We were able to leave last night instead of staying for a second night. The doctor looked at Cayden’s stats from a nap he took yesterday and determined that while his oxygen did drop, it wasn’t enough to keep him another night. We set up a baby monitor in his room so we can listen to him during the night.
He still has times where he stops breathing for a bit, but I think that is his normal. I’m not sure what our next step will be. I don’t know if he’ll need oxygen at night or if he’s okay just the way it is. Either way, he had a good day today. Ate better but still struggled a little bit drinking fluids. He did go out and play at the park. So he obviously feels good enough to play. We’ll keep him from school tomorrow to make sure he has enough time to recover. It is good to be home, nice to relax for a little bit during the day.

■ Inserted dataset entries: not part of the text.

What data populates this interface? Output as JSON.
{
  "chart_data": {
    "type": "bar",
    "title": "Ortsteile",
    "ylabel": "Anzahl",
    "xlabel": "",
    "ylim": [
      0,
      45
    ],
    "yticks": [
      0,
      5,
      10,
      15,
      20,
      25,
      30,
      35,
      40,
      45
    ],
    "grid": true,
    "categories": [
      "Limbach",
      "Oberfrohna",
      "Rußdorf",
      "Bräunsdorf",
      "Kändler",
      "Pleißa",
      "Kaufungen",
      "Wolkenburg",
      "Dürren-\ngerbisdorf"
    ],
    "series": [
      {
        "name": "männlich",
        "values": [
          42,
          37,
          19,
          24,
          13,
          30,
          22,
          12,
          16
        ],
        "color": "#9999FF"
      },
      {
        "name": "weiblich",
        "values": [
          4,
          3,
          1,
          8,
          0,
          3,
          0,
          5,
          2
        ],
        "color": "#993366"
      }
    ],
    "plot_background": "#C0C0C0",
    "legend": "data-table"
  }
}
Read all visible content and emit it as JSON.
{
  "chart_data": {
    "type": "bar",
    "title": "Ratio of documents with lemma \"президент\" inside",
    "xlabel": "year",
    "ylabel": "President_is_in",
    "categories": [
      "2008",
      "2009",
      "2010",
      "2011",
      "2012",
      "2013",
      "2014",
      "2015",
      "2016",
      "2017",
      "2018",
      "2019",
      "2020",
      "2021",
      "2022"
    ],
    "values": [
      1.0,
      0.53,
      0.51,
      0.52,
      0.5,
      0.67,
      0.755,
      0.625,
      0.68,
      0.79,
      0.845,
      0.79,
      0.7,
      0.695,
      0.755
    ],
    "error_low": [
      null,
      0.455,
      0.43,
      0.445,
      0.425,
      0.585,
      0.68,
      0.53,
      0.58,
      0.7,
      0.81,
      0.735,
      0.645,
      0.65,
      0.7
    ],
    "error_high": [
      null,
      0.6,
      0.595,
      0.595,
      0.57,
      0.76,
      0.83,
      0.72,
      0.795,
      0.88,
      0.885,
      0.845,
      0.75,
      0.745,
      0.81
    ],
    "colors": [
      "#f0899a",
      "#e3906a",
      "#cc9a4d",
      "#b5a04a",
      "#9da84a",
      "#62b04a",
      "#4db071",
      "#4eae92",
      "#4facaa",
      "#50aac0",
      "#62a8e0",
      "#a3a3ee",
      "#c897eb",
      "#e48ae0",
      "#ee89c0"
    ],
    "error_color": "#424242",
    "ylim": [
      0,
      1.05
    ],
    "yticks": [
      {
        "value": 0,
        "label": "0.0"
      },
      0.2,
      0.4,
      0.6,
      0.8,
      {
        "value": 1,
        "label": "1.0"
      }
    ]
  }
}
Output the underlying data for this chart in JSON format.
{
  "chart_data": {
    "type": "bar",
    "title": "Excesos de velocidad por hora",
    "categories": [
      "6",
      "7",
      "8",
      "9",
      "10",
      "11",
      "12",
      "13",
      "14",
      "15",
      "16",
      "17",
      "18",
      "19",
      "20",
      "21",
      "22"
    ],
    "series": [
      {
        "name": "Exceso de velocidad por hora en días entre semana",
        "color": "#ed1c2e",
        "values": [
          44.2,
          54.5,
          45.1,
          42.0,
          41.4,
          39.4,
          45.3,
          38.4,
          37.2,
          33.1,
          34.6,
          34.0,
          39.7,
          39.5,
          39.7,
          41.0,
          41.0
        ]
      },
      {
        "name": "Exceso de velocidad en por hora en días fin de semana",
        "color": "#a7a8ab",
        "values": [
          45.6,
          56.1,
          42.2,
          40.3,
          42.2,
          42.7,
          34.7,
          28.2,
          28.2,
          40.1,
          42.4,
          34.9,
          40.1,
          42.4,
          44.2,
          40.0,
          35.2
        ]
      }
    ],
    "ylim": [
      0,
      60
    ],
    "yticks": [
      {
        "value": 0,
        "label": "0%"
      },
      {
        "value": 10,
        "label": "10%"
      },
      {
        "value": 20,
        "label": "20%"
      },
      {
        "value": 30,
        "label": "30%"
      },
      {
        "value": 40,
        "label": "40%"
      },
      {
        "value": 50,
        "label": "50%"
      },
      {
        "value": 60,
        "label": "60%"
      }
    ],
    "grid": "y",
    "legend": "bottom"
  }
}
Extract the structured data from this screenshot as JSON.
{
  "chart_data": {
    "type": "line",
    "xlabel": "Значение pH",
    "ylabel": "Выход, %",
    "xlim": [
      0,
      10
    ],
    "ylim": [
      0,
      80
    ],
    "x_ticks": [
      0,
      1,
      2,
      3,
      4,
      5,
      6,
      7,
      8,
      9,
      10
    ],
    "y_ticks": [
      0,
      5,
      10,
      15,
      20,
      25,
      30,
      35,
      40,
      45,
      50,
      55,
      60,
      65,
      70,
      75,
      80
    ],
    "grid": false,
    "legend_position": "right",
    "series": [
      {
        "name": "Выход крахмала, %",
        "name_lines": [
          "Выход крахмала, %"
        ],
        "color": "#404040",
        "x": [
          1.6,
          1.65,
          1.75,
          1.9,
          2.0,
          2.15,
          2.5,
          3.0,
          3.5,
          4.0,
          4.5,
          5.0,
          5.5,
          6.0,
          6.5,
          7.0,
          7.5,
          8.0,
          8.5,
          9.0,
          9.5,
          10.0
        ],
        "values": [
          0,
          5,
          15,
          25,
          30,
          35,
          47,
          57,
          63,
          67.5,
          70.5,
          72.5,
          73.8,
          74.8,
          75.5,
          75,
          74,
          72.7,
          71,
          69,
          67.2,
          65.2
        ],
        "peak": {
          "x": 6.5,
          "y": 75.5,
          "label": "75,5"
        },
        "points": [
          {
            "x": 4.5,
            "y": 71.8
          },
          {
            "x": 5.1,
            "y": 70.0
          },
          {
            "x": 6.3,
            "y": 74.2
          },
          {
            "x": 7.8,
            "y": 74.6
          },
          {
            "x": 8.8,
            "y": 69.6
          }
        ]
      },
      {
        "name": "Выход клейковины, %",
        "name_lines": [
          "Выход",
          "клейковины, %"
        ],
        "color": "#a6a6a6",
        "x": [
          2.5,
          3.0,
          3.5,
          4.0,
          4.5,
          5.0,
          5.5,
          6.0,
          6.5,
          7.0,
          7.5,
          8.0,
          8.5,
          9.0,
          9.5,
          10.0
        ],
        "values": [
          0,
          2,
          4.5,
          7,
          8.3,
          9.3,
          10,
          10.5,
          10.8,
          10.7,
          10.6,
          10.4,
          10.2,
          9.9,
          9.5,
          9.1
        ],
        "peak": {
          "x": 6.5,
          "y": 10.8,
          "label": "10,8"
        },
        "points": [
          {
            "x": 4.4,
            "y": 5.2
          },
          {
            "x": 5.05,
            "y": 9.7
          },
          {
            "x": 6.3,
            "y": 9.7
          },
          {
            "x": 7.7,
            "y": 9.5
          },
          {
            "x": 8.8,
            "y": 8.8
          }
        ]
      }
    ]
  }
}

So here we are again, in the hospital for a surgery. We’ve had 4 or 5 surgeries with Cayden now. However this will be the first time we are needing to stay overnight. All of his surgeries have been minor is the sense they aren’t life threatening. It hasn’t been a heart or brain issue or cancer. New teeth, removing excess tissue, stints in the eyes. All pretty minor to me. Pretty routine almost for us. We have become so used to the doctor visits and the questions about medications, how he reacts to anesthesia, and more.
It’s hard to know what to feel sometimes, should we feel something more than “just another surgery”? Or is okay to have gotten to the point where visiting the hospital feels normal. I guess the one difference this time is Caleb was worried leaving Me and Cayden at the hospital. We’ve never had this situation before, we now have to explain things to Caleb in more detail than “We’re going to the doctor for your brother”. We now have to explain to him what the doctors are doing for Cayden, why and what to expect.
At four, I don’t think he quite understands all of it. He’s not used to leaving us behind and doesn’t quite understand why we aren’t coming home. I can’t imagine how hard it would be dealing with a serious issue where you spend days even weeks in the hospital with you kid fighting for their life. I know families that have lost children and are right now in that battle. My heart goes out to them, they are in a very difficult time and may not have the answers to the questions.
Our hope is that Cayden will be able to sleep a full night without waking up due to breathing issues. We’ll see how it goes, right now he is doing okay. He is needing oxygen to keep his stats up to where they should be. Not sure if that’s normal or not, but we’ll find out in the morning I’m sure what tonight showed. Thank you everyone for stopping by, staying with us, and praying for us throughout today. It means a lot to know we are thought of and cared for. Thank you also for loving our little boy and taking time to show him that.